Şimdi ise her zaman geldiğimiz mekanlardan biri olan Chelsea kafeye gelmiştik. Dün gelişen olayları Ali'ye anlatmıştık. "Vay anasını ya... Bir gün evde zıbarıp yataktan çıkmadım. Şu olanlara bak yaa..." Alinin hayretle konuşması ve olay hakkında uzun yorumlarından bunalan Ateş araya girdi. "Asıl konuya dönsek diyorum..." Ali kolunu omzuma atıp beni kendine çekti ve "Gelelim aşk adamım. Neymiş şu asıl mesele?" Ateş'in gözü bir iki saniye Ali'nin omuzuma attığı kolunda oyalandıktan sonra sabır dilercesine gözlerini yumdu. Sonra konuya giriş yaptı. "Bu Keriman hanım ve Levent lavuğu şu Serhat piçi vesilesiyle tanışmışlar..."

  Ateş'in söylediği şey gözlerimi sinirle yummama neden oldu. "Anası ney  ki oğlu ne olsun?!" Düşüncelerimi dile getiren Yağızdı. O da sinirliydi belli ki. Gerçi nasıl sinirli olmasın ki, bunlar maaile bizim başımıza belaydı. Keşke dedem de bunların ne mal olduğunu anlayabilseydi. Ateş önümüze bir dosya bırakınca Ali ıslık çalarak "Adama bak ya. Sıkı çalışmış." dedi. Yağmur kıkırdarken Ateş gözlerini devirdi. Ona da benden kalan bir alışkanlıktı bu.

  O sırada gözlerim Yağız'a takıldı. Hafif bir tebessümle Yağmur'un gülüşüne dalmıştı. Sonra sanki bakışlarımı hissetmiş gibi gözleri bana çevrilince yakalanmış olduğunu anlayarak gözlerini kaçırdı. Aahhh ahhhh! Ne yapacaktım ben bunlarla. Yağız gözlerini etrafta gezdirirken de Yağmur Yağız'a baktı. Ama ilgisinin etraftaki kızlarda olduğunu görünce yüzü düştü. Hayır yani bu ikisi aptalın tekiydi! Ya ben bıkmıştım bunlardan! Seviyorsan adam gibi söylesene! En çok da Yağıza kızgındım. Hadi Yağmur çok çekingen o yüzden birşey söyleyemiyor ki utancından pancar gibi kızarmasından bile anlaşılır, sen ne diye açılmıyorsun? Salak salak kızlarla muhatap ederdi o beni anca!

  Sinirle nefesimi verdim ve Ateş'in verdiği dosyaya baktım.

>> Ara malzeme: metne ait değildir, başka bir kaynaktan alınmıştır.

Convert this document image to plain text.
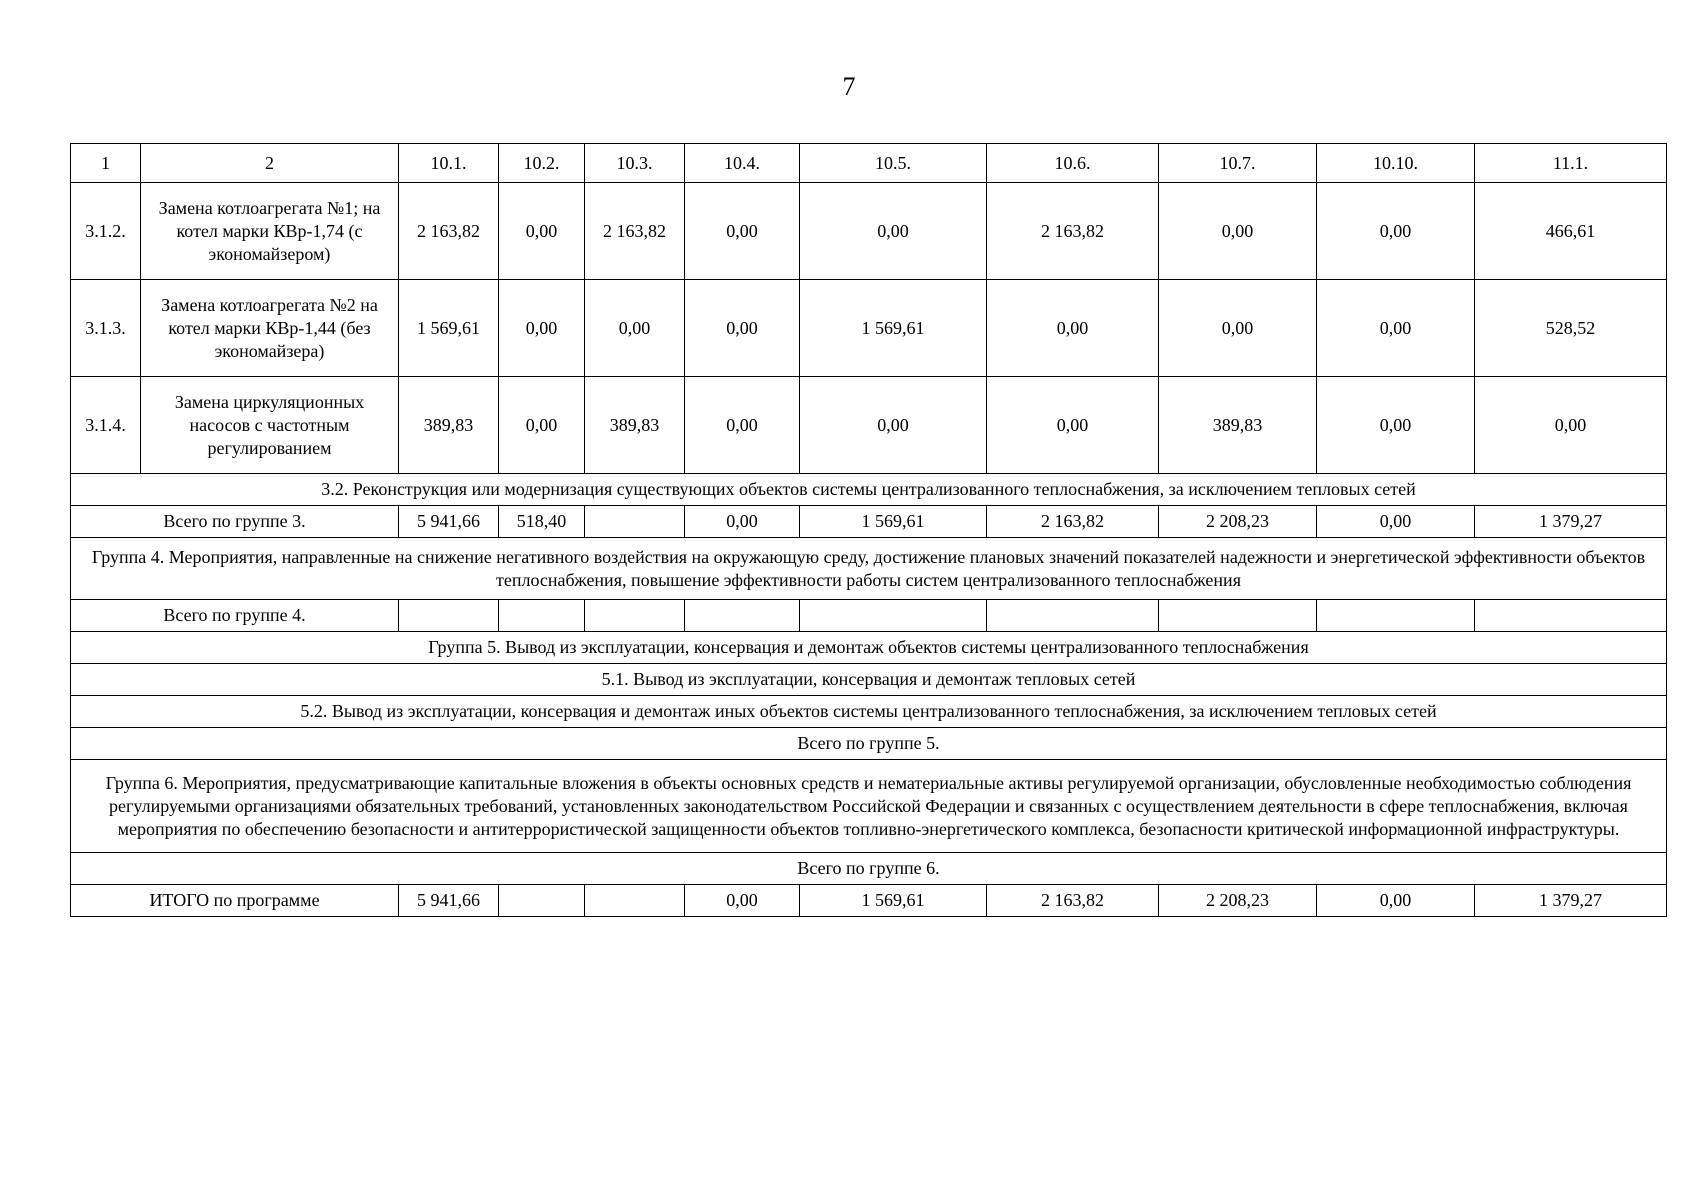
7
1	2	10.1.	10.2.	10.3.	10.4.	10.5.	10.6.	10.7.	10.10.	11.1.
3.1.2.	Замена котлоагрегата №1; на котел марки КВр-1,74 (с экономайзером)	2 163,82	0,00	2 163,82	0,00	0,00	2 163,82	0,00	0,00	466,61
3.1.3.	Замена котлоагрегата №2 на котел марки КВр-1,44 (без экономайзера)	1 569,61	0,00	0,00	0,00	1 569,61	0,00	0,00	0,00	528,52
3.1.4.	Замена циркуляционных насосов с частотным регулированием	389,83	0,00	389,83	0,00	0,00	0,00	389,83	0,00	0,00
3.2. Реконструкция или модернизация существующих объектов системы централизованного теплоснабжения, за исключением тепловых сетей										
Всего по группе 3.		5 941,66	518,40		0,00	1 569,61	2 163,82	2 208,23	0,00	1 379,27
Группа 4. Мероприятия, направленные на снижение негативного воздействия на окружающую среду, достижение плановых значений показателей надежности и энергетической эффективности объектов теплоснабжения, повышение эффективности работы систем централизованного теплоснабжения										
Всего по группе 4.										
Группа 5. Вывод из эксплуатации, консервация и демонтаж объектов системы централизованного теплоснабжения										
5.1. Вывод из эксплуатации, консервация и демонтаж тепловых сетей										
5.2. Вывод из эксплуатации, консервация и демонтаж иных объектов системы централизованного теплоснабжения, за исключением тепловых сетей										
Всего по группе 5.										
Группа 6. Мероприятия, предусматривающие капитальные вложения в объекты основных средств и нематериальные активы регулируемой организации, обусловленные необходимостью соблюдения регулируемыми организациями обязательных требований, установленных законодательством Российской Федерации и связанных с осуществлением деятельности в сфере теплоснабжения, включая мероприятия по обеспечению безопасности и антитеррористической защищенности объектов топливно-энергетического комплекса, безопасности критической информационной инфраструктуры.										
Всего по группе 6.										
ИТОГО по программе		5 941,66			0,00	1 569,61	2 163,82	2 208,23	0,00	1 379,27
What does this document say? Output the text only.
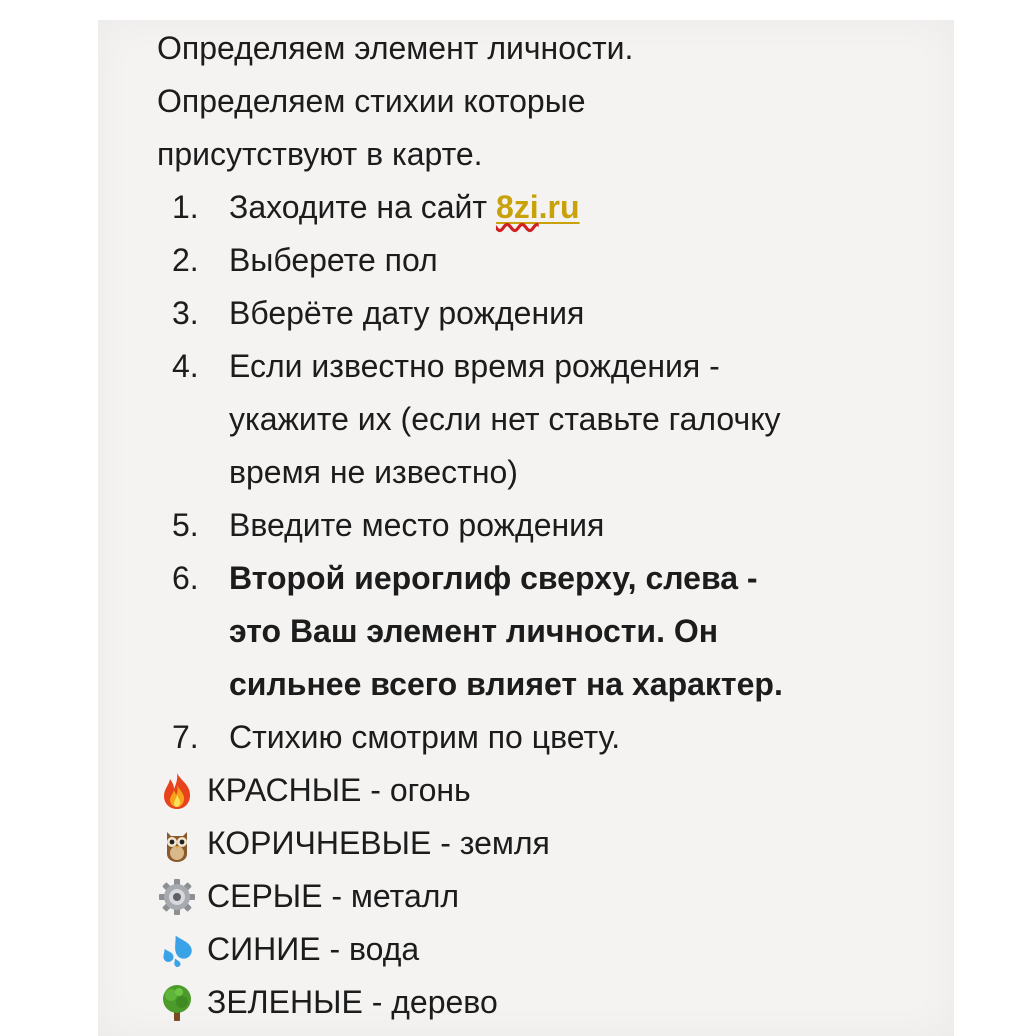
Определяем элемент личности.
Определяем стихии которые
присутствуют в карте.
1. Заходите на сайт 8zi.ru
2. Выберете пол
3. Вберёте дату рождения
4. Если известно время рождения -
укажите их (если нет ставьте галочку
время не известно)
5. Введите место рождения
6. Второй иероглиф сверху, слева -
это Ваш элемент личности. Он
сильнее всего влияет на характер.
7. Стихию смотрим по цвету.
КРАСНЫЕ - огонь
КОРИЧНЕВЫЕ - земля
СЕРЫЕ - металл
СИНИЕ - вода
ЗЕЛЕНЫЕ - дерево
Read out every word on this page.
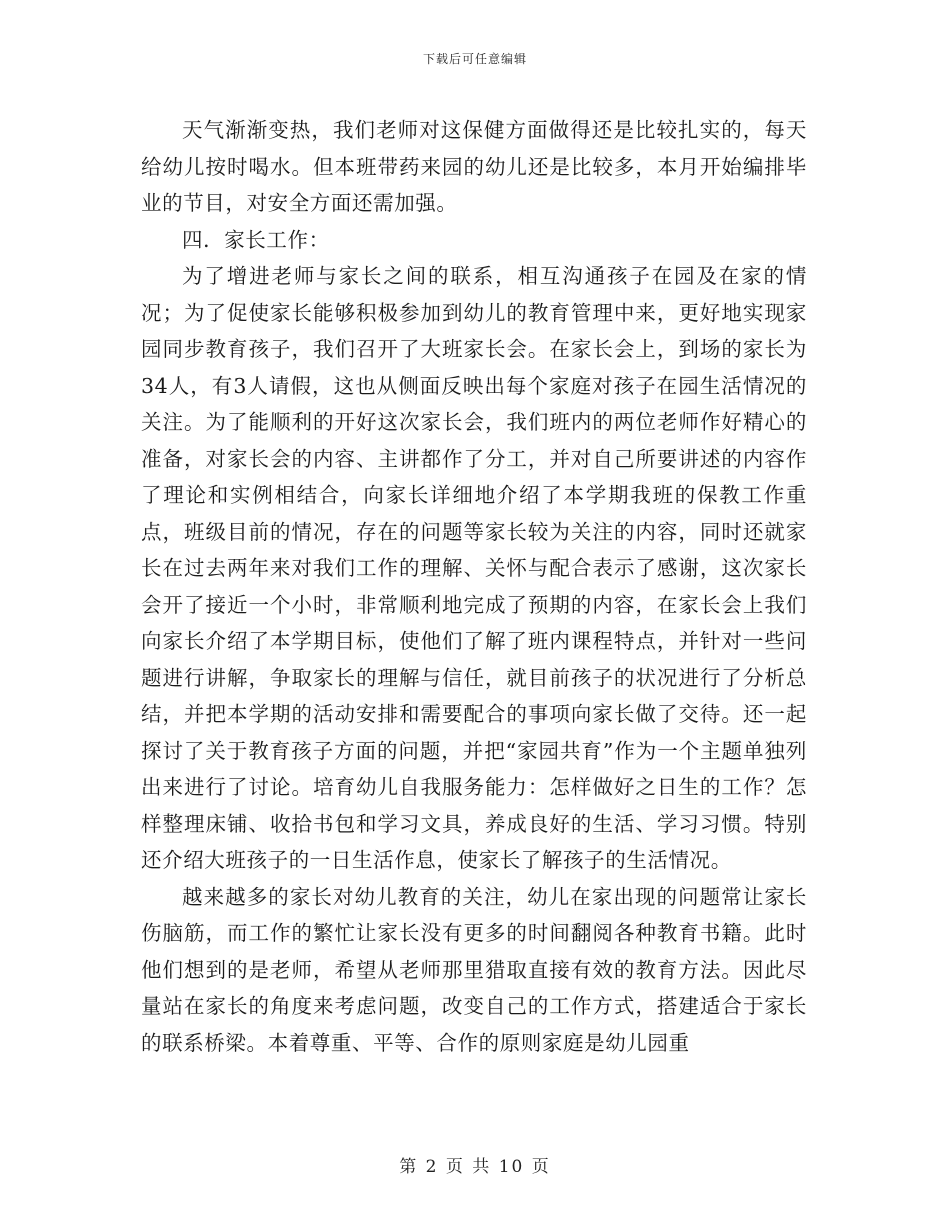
下载后可任意编辑

天气渐渐变热，我们老师对这保健方面做得还是比较扎实的，每天给幼儿按时喝水。但本班带药来园的幼儿还是比较多，本月开始编排毕业的节目，对安全方面还需加强。

四．家长工作：

为了增进老师与家长之间的联系，相互沟通孩子在园及在家的情况；为了促使家长能够积极参加到幼儿的教育管理中来，更好地实现家园同步教育孩子，我们召开了大班家长会。在家长会上，到场的家长为34人，有3人请假，这也从侧面反映出每个家庭对孩子在园生活情况的关注。为了能顺利的开好这次家长会，我们班内的两位老师作好精心的准备，对家长会的内容、主讲都作了分工，并对自己所要讲述的内容作了理论和实例相结合，向家长详细地介绍了本学期我班的保教工作重点，班级目前的情况，存在的问题等家长较为关注的内容，同时还就家长在过去两年来对我们工作的理解、关怀与配合表示了感谢，这次家长会开了接近一个小时，非常顺利地完成了预期的内容，在家长会上我们向家长介绍了本学期目标，使他们了解了班内课程特点，并针对一些问题进行讲解，争取家长的理解与信任，就目前孩子的状况进行了分析总结，并把本学期的活动安排和需要配合的事项向家长做了交待。还一起探讨了关于教育孩子方面的问题，并把“家园共育”作为一个主题单独列出来进行了讨论。培育幼儿自我服务能力：怎样做好之日生的工作？怎样整理床铺、收拾书包和学习文具，养成良好的生活、学习习惯。特别还介绍大班孩子的一日生活作息，使家长了解孩子的生活情况。

越来越多的家长对幼儿教育的关注，幼儿在家出现的问题常让家长伤脑筋，而工作的繁忙让家长没有更多的时间翻阅各种教育书籍。此时他们想到的是老师，希望从老师那里猎取直接有效的教育方法。因此尽量站在家长的角度来考虑问题，改变自己的工作方式，搭建适合于家长的联系桥梁。本着尊重、平等、合作的原则家庭是幼儿园重

第 2 页 共 10 页
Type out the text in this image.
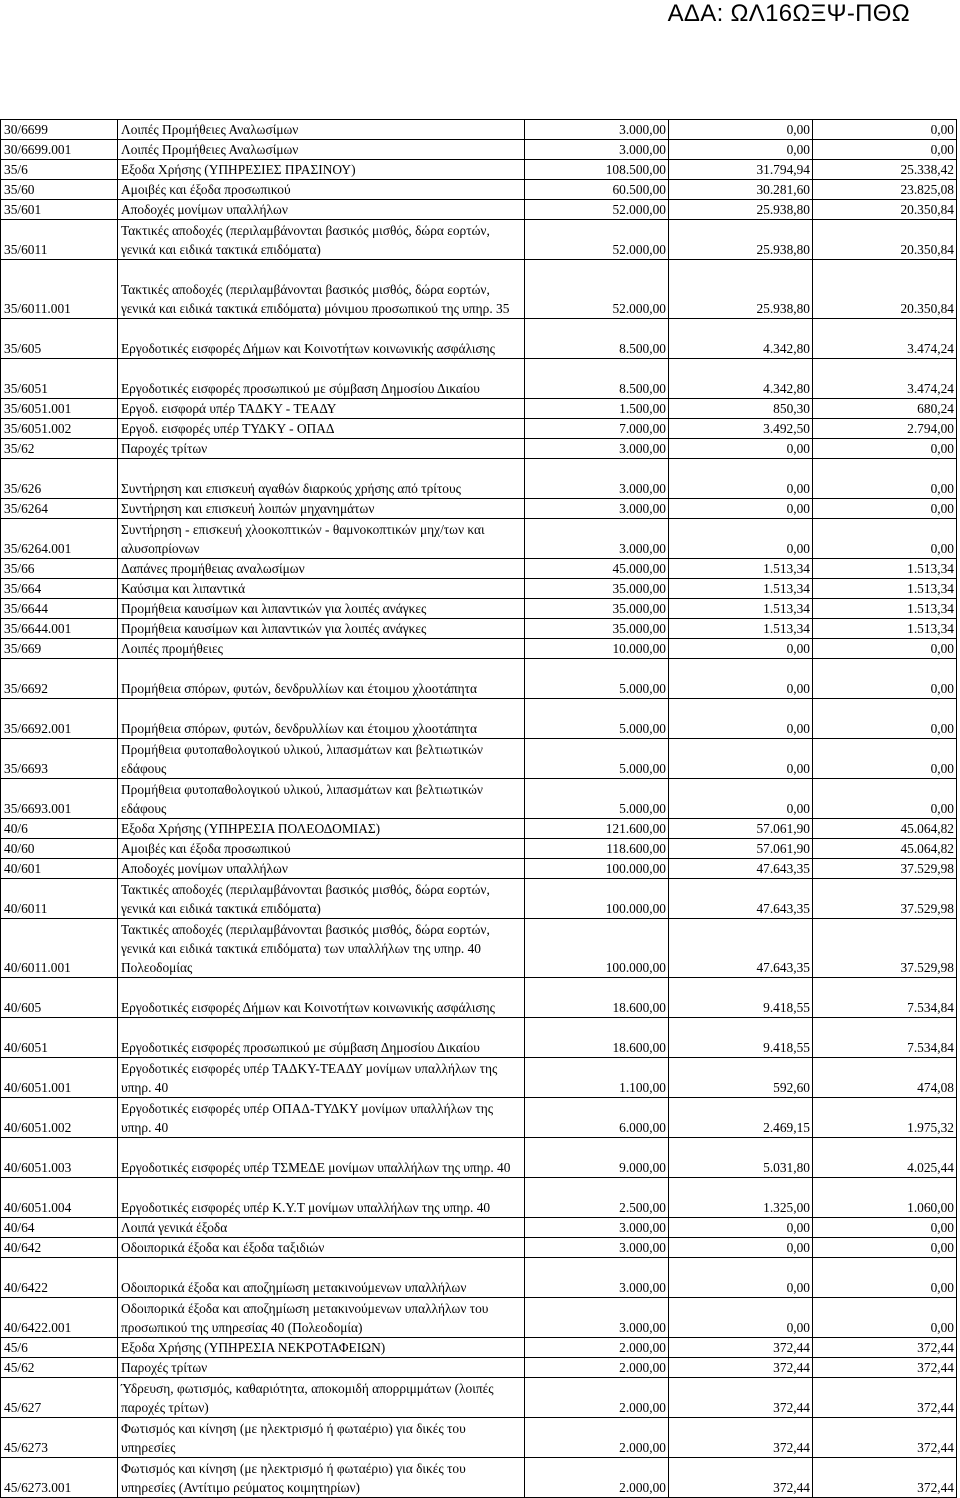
ΑΔΑ: ΩΛ16ΩΞΨ-ΠΘΩ
30/6699	Λοιπές Προμήθειες Αναλωσίμων	3.000,00	0,00	0,00
30/6699.001	Λοιπές Προμήθειες Αναλωσίμων	3.000,00	0,00	0,00
35/6	Εξοδα Χρήσης (ΥΠΗΡΕΣΙΕΣ ΠΡΑΣΙΝΟΥ)	108.500,00	31.794,94	25.338,42
35/60	Αμοιβές και έξοδα προσωπικού	60.500,00	30.281,60	23.825,08
35/601	Αποδοχές μονίμων υπαλλήλων	52.000,00	25.938,80	20.350,84
35/6011	Τακτικές αποδοχές (περιλαμβάνονται βασικός μισθός, δώρα εορτών, γενικά και ειδικά τακτικά επιδόματα)	52.000,00	25.938,80	20.350,84
35/6011.001	Τακτικές αποδοχές (περιλαμβάνονται βασικός μισθός, δώρα εορτών, γενικά και ειδικά τακτικά επιδόματα) μόνιμου προσωπικού της υπηρ. 35	52.000,00	25.938,80	20.350,84
35/605	Εργοδοτικές εισφορές Δήμων και Κοινοτήτων κοινωνικής ασφάλισης	8.500,00	4.342,80	3.474,24
35/6051	Εργοδοτικές εισφορές προσωπικού με σύμβαση Δημοσίου Δικαίου	8.500,00	4.342,80	3.474,24
35/6051.001	Εργοδ. εισφορά υπέρ ΤΑΔΚΥ - ΤΕΑΔΥ	1.500,00	850,30	680,24
35/6051.002	Εργοδ. εισφορές υπέρ ΤΥΔΚΥ - ΟΠΑΔ	7.000,00	3.492,50	2.794,00
35/62	Παροχές τρίτων	3.000,00	0,00	0,00
35/626	Συντήρηση και επισκευή αγαθών διαρκούς χρήσης από τρίτους	3.000,00	0,00	0,00
35/6264	Συντήρηση και επισκευή λοιπών μηχανημάτων	3.000,00	0,00	0,00
35/6264.001	Συντήρηση - επισκευή χλοοκοπτικών - θαμνοκοπτικών μηχ/των και αλυσοπρίονων	3.000,00	0,00	0,00
35/66	Δαπάνες προμήθειας αναλωσίμων	45.000,00	1.513,34	1.513,34
35/664	Καύσιμα και λιπαντικά	35.000,00	1.513,34	1.513,34
35/6644	Προμήθεια καυσίμων και λιπαντικών για λοιπές ανάγκες	35.000,00	1.513,34	1.513,34
35/6644.001	Προμήθεια καυσίμων και λιπαντικών για λοιπές ανάγκες	35.000,00	1.513,34	1.513,34
35/669	Λοιπές προμήθειες	10.000,00	0,00	0,00
35/6692	Προμήθεια σπόρων, φυτών, δενδρυλλίων και έτοιμου χλοοτάπητα	5.000,00	0,00	0,00
35/6692.001	Προμήθεια σπόρων, φυτών, δενδρυλλίων και έτοιμου χλοοτάπητα	5.000,00	0,00	0,00
35/6693	Προμήθεια φυτοπαθολογικού υλικού, λιπασμάτων και βελτιωτικών εδάφους	5.000,00	0,00	0,00
35/6693.001	Προμήθεια φυτοπαθολογικού υλικού, λιπασμάτων και βελτιωτικών εδάφους	5.000,00	0,00	0,00
40/6	Εξοδα Χρήσης (ΥΠΗΡΕΣΙΑ ΠΟΛΕΟΔΟΜΙΑΣ)	121.600,00	57.061,90	45.064,82
40/60	Αμοιβές και έξοδα προσωπικού	118.600,00	57.061,90	45.064,82
40/601	Αποδοχές μονίμων υπαλλήλων	100.000,00	47.643,35	37.529,98
40/6011	Τακτικές αποδοχές (περιλαμβάνονται βασικός μισθός, δώρα εορτών, γενικά και ειδικά τακτικά επιδόματα)	100.000,00	47.643,35	37.529,98
40/6011.001	Τακτικές αποδοχές (περιλαμβάνονται βασικός μισθός, δώρα εορτών, γενικά και ειδικά τακτικά επιδόματα) των υπαλλήλων της υπηρ. 40 Πολεοδομίας	100.000,00	47.643,35	37.529,98
40/605	Εργοδοτικές εισφορές Δήμων και Κοινοτήτων κοινωνικής ασφάλισης	18.600,00	9.418,55	7.534,84
40/6051	Εργοδοτικές εισφορές προσωπικού με σύμβαση Δημοσίου Δικαίου	18.600,00	9.418,55	7.534,84
40/6051.001	Εργοδοτικές εισφορές υπέρ ΤΑΔΚΥ-ΤΕΑΔΥ μονίμων υπαλλήλων της υπηρ. 40	1.100,00	592,60	474,08
40/6051.002	Εργοδοτικές εισφορές υπέρ ΟΠΑΔ-ΤΥΔΚΥ μονίμων υπαλλήλων της υπηρ. 40	6.000,00	2.469,15	1.975,32
40/6051.003	Εργοδοτικές εισφορές υπέρ ΤΣΜΕΔΕ μονίμων υπαλλήλων της υπηρ. 40	9.000,00	5.031,80	4.025,44
40/6051.004	Εργοδοτικές εισφορές υπέρ Κ.Υ.Τ μονίμων υπαλλήλων της υπηρ. 40	2.500,00	1.325,00	1.060,00
40/64	Λοιπά γενικά έξοδα	3.000,00	0,00	0,00
40/642	Οδοιπορικά έξοδα και έξοδα ταξιδιών	3.000,00	0,00	0,00
40/6422	Οδοιπορικά έξοδα και αποζημίωση μετακινούμενων υπαλλήλων	3.000,00	0,00	0,00
40/6422.001	Οδοιπορικά έξοδα και αποζημίωση μετακινούμενων υπαλλήλων του προσωπικού της υπηρεσίας 40 (Πολεοδομία)	3.000,00	0,00	0,00
45/6	Εξοδα Χρήσης (ΥΠΗΡΕΣΙΑ ΝΕΚΡΟΤΑΦΕΙΩΝ)	2.000,00	372,44	372,44
45/62	Παροχές τρίτων	2.000,00	372,44	372,44
45/627	Ύδρευση, φωτισμός, καθαριότητα, αποκομιδή απορριμμάτων (λοιπές παροχές τρίτων)	2.000,00	372,44	372,44
45/6273	Φωτισμός και κίνηση (με ηλεκτρισμό ή φωταέριο) για δικές του υπηρεσίες	2.000,00	372,44	372,44
45/6273.001	Φωτισμός και κίνηση (με ηλεκτρισμό ή φωταέριο) για δικές του υπηρεσίες (Αντίτιμο ρεύματος κοιμητηρίων)	2.000,00	372,44	372,44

Ateş'te anlatmaya devam etti. "Bu Serhat denen piç ile Levent lavuğu aynı üniversitede okumuşlar. Oradan tanışıyorlarmış. Ayrıca şu satış işlemleri de sahte belgeler ile yapılmış. Yani atölyenin sizin üzerinize olması için daha birkaç ay var. O zamana kadar dedenin üstüne olduğu için onun imzası gerekli. Gece sen dedeni aradığında deden haberi olduğunu söylemiş ama  bu işkağıtçıların bundan haberi yok sanırım. Yani Yağızın anlattığı kadarıyla. Amaçlarını anlamamız için biraz daha araştırmamız lazım tabi ama bunun içinde bir planım var..."

  Bu çocuğun bu kadar kısa sürede bu kadar şey bulup böyle plan yapması gerçekten takdir edilesiydi. Benim ki kadar olmasın ama çok hızlı çalışan bir beyni vardı. "Plan anlaşılmıştır umarım..." Dedi. Hepimize birkaç görev verince kontrolü eline almış olması beni rahatsız etmedi. Normalde kontrol edilmek gururuma dokunur, asla kabul etmezdim ama Ateş'ten rahatsız olmuyordum. Zaten planı gözlerimin içine bakarak anlatırken karşı gelesim varsa da karşı gelemezdim ki...

🔥

  Annemin arayıp gece gelemeyeceklerini çok işleri olduğunu söyleyip Yağmurlara gidebileceğimizi söyleyince Yağmur onlara gitmemiz hakkında ısrar etti. Evde yalnız kalmamızı istemiyormuş haspam. Sanki ben Yağız'ı daha fazla görmek için yaptığını anlamıyormuşum gibi. Diğerlerinin zaten canına minnetti. Sadece Ali bize katılamıyordu. O da babaannesinin akşam çağırdığı misafirlerle ilgilenmek içinmiş. Ağlaya ağlaya gitmişti garibim. Tabi giderken beni sinir etmek için saçımı karıştırmasaydı daha iyi olurdu ama neyse.

Kapıyı Yağmurların evinde daha önce hiç görmediğim bir kız açmıştı. Yağmurların yeni çalışanıymış. Bu ayrıntıyı bana anlatmadığı için ona kötü kötü bakınca öpücük atarak koluma girdi ve beni içeri sürükledi. Ateş her zaman ki gibi gergindi. Nedenini az çok tahmin ediyordum ama o nedene neyin sebep olduğunu bilmiyordum. Sorsam anlatır mıydı ki acaba?